Quatrième album des landais de Gojira, la baffe que procure cet album est très violente, bien plus que tous ce à quoi je pouvais m’attendre.
Complètement différent de son prédécesseur déjà culte "From Mars to Sirius", "The Way of All Flesh" est un grand bain de noirceur, de mélancolie et de violence.
Et quand je dis de noirceur, c’est une véritable noirceur qu’il s’agit ! Une ambiance torturée et maladive emplit cet album désespéré et belliqueux.

"Oroborus" reste un exemple frappant. Il est étrange de remarquer que ce titre débute exactement comme "Global Warming" (dernier morceau de FMTS), créant ainsi une suite évidente et logique avec l’album précédent, même si les ressemblances sont au final peu nombreuses, hormis la patte inimitable de Gojira. Une intro au tapping donc, une atmosphère hypnotique, avant un premier riff rythmique absolument monstrueux de puissance et d’épaisseur, ainsi qu’un Joe transfiguré, hurlant comme jamais il ne l’avait fait jusqu’alors, d’une façon bien plus noire et malsaine.
Une autre chose choque de prime avec ce morceau, la production de Logan Mader (ex-Machine Head) ! Car si on entend un peu partout que le son est parfait, on ne dit pas qu’il est complètement différent de celui de FMTS.
Ce dernier avait un son touffu, avec énormément d’aura, et pour cause, il traitait du vide et du cosmos. Mais ici, plus aucune aura, rien qu’un son beaucoup plus rugueux et brut et au début, la déception est de mise. Il faut quelques écoutes avant de l’appréhender mais finalement, encore une fois, le concept étant la mort, il est normal d’avoir un son plus terre à terre et agressif, notamment au niveau de la batterie qui n’avait jamais été mise tant en avant (quel batteur que ce Mario, impressionnant à tous les étages).
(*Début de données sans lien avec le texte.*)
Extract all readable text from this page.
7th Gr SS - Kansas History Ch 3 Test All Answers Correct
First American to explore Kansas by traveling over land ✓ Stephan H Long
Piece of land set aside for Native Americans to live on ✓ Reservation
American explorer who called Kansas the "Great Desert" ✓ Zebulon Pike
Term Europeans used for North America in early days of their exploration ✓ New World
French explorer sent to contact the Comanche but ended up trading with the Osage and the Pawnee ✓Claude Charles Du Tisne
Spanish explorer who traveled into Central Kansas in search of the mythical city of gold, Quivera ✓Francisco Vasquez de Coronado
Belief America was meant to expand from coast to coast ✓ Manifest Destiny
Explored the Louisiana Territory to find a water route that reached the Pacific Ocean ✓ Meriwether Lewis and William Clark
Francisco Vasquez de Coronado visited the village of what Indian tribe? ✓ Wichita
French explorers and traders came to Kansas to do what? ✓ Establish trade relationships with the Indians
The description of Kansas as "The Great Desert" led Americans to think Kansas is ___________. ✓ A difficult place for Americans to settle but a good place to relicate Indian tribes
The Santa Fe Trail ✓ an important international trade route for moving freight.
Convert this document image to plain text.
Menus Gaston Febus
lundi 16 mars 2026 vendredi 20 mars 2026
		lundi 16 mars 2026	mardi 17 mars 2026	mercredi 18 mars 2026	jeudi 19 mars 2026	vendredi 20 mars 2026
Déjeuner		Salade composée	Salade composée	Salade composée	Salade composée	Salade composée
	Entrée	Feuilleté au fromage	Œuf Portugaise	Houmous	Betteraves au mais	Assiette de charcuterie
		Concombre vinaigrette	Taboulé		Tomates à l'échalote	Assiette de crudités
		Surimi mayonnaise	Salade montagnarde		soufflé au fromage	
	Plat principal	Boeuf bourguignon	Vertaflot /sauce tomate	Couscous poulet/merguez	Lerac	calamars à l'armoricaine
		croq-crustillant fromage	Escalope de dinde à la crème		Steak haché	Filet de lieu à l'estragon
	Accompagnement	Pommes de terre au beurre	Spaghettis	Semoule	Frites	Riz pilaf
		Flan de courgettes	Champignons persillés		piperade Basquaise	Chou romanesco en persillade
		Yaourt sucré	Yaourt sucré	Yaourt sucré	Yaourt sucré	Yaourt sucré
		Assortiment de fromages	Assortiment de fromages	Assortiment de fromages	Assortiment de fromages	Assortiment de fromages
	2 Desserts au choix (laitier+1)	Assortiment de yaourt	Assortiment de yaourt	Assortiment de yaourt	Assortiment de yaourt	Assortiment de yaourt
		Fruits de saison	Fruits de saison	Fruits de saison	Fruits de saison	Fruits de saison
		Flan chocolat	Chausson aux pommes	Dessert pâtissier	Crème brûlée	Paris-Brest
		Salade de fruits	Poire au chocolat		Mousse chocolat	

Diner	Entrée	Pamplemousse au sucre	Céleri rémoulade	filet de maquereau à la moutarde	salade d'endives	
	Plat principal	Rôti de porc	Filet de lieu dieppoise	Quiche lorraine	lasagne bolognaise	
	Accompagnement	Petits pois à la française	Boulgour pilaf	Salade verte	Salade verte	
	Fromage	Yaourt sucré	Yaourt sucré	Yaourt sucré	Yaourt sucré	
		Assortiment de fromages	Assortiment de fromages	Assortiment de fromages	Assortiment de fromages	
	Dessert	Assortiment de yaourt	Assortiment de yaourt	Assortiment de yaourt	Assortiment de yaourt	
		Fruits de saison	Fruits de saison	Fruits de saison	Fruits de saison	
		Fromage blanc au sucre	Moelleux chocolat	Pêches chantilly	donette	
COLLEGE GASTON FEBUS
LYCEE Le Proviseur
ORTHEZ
A l’écoute d’un titre comme "Toxic Garbage Island", on ne peut qu’être rêveur devant le niveau technique et musical qu’à acquis Gojira. Croisé avec un Messhugah (les cassures de rythmes, la batterie en contre temps !) enragé, ce morceau dévoile également la facette la plus violente de Joe, hurlant comme un damné son message écologique mais ne semblant même plus y croire, comme désabusé devant tant de bêtise humaine ("PLASTIC, bag in the sea !!"). Les émotions sont si intenses que l’on sent nos tripes se retourner, sans compter la force textuelle du message. Un très grand morceau.
Tout comme la triplette "The Art of Dying"-"Esoteric Surgery"-"Vacuity", se suivant d’une traite pour trois morceaux anthologiques à garder dans les futures annales du métal.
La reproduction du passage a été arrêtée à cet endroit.